Policy Perspective

RITDDraft9-9-09sws.doc

The document from the Council on Governmental Relations presents a comprehensive analysis of the policies, regulations, and institutional responsibilities concerning rights in technical data and computer software arising from federally funded research in the United States. Unlike the standardized framework established under the Bayh-Dole Act for inventions, the management of rights in data and software lacks a single, uniform statute; instead, it is governed by a complex array of rules detailed in the Federal Acquisition Regulation (FAR), its supplements such as the Defense FAR Supplement (DFARS), and various agency-specific policies, including those of the Department of Energy (DOE), NASA, and the NIH.

A central theme of the document is the significant distinction between the treatment of technical data and software under federal contracts versus federal grants and cooperative agreements. Under most research contracts, the federal government is typically granted broad or unlimited rights to data and software generated, especially where government funding predominates.

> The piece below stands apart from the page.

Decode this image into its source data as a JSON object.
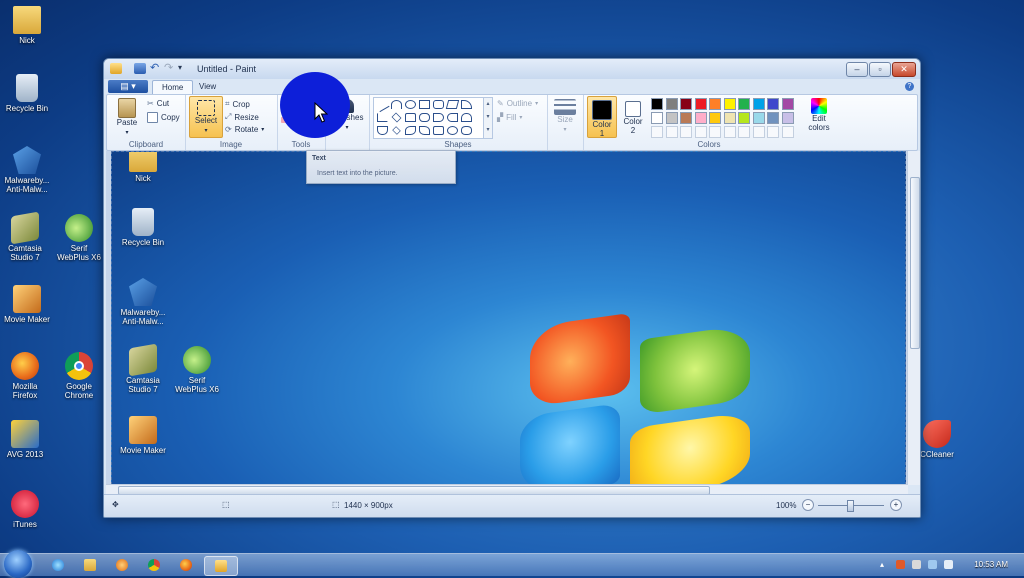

In contrast, under assistance mechanisms (such as grants), recipients generally retain ownership of the data, but the government secures a royalty-free, nonexclusive license for federal purposes. The document details the nuanced approaches taken by different agencies, the different definitions of "data" and "technical data," and the allocation of rights depending on whether materials are commercial or noncommercial in nature.

The guide also addresses key requirements for properly marking and protecting proprietary data, especially under DFARS regulations, to prevent the inadvertent conveyance of unlimited rights to the government. It reviews major policy amendments and evolving agency expectations regarding data sharing, publication, and compliance with specific federal requirements—highlighting, for example, the unique roles of NIH, NSF, DOE, and other major funding bodies.

Throughout, the document calls attention to the critical need for institutions and research administrators to actively educate themselves, carefully review contract and award terms, assert intellectual property rights where possible, and negotiate specific provisions to protect academic interests, fundamental research freedoms, and commercialization opportunities. Ultimately, it underscores that given the non-uniform, evolving nature of federal rules for data and software, vigilance and informed negotiation are essential to effectively managing rights and fulfilling institutional obligations under federal awards.